# Homework Help: Help with partial derivative electric field

1. Oct 27, 2008

### krugertown

We found on-axis potential of a ring of radius R and Charge Q to be:
V=(1/4pi*Epsilon naught) * (Q/sqrt(z^2 + R^2))

Find on axis electric field of ring of charge

I know i just derive that equation, but am getting stuck.

i got d/dz((1/4pi*Epsilon naught) * (Q/sqrt(z^2 + R^2))

Any ideas how i do that partial derivative?

2. Oct 27, 2008

### Dick

Use the chain rule. d/dz(f(z)^(-1/2))=(-1/2)*(f(z)^(-3/2))*d/dz(f(z)). Same as always.

3. Oct 27, 2008

### Staff: Mentor

If I understand your function, it's a function of z alone, so you don't need to take a partial derivative.

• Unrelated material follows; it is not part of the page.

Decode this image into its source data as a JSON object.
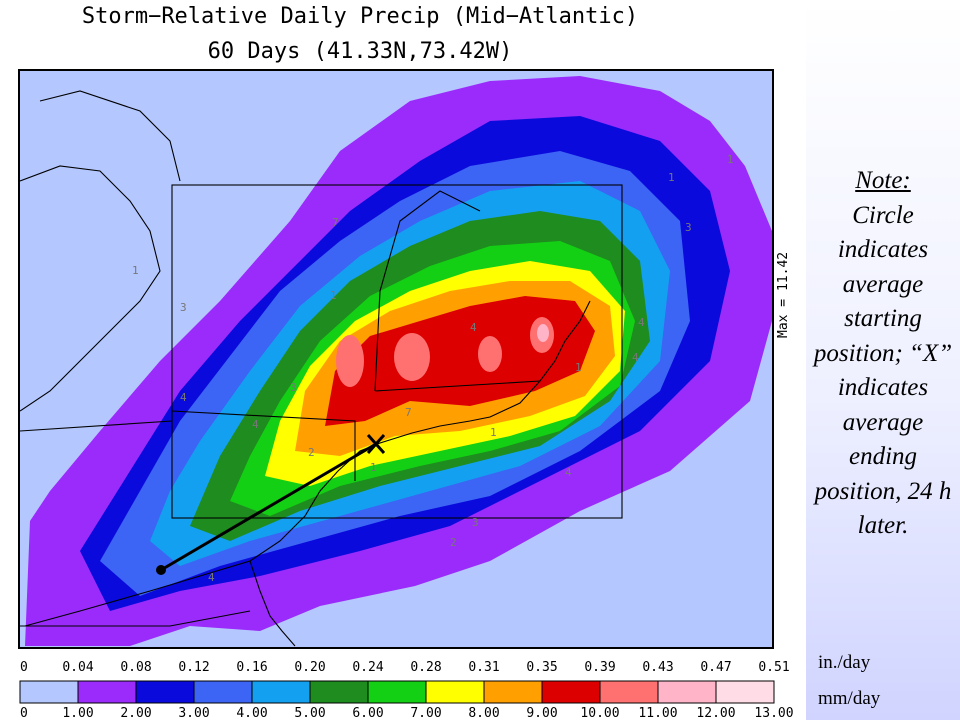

d/dz((1/4pi*Epsilon naught) * (Q/sqrt(z^2 + R^2))
= Q*(1/4pi*Epsilon naught) *d/dz[ z^2 + R^2]^(-1/2)

Now, just use the chain rule to differential (z^2 + R^2)^(-1/2)

I'm assuming that Q, R, and $$\epsilon$$0 are constants.

Also, it's not clear whether the expression with $$\epsilon_{0}$$ is $$\frac{1}{4pi * \epsilon_{0}}$$ or $$\frac{1}{4pi} \epsilon_{0}$$. The use of parentheses will make it clear.

4. Oct 27, 2008

### krugertown

so z becomes (-1/2)*(f(z)^(-3/2))*d/dz(f(z))? i understand that but how does that then become:

E=(Q/(4pi*Epsilon naught)) (zQ/(z^2 + R^2)^3/2?

thanks!

5. Oct 28, 2008

### Dick

In your best interests, I'm not going to tell you. Work it out. What do you get? Show us how you did it if you still have questions. BTW I think E is the negative of the gradient of the potential.

6. Oct 28, 2008

### Staff: Mentor

No, z doesn't become what you have above; that's dV/dz. Also, you started with V as a function of z, so you should end up with dV/dz, not E.

7. Oct 28, 2008

### Dick

Hi Mark44, It's actually a physics problem. V is voltage and E is electric field. The gradient of V is E (up to a sign). And it is a partial derivative. The d/dx and d/dy parts are zero because V is cylindrically symmetric and krugertown is working on the z-axis.

8. Oct 28, 2008

### Staff: Mentor

My mistake. I was thinking that E was EMF.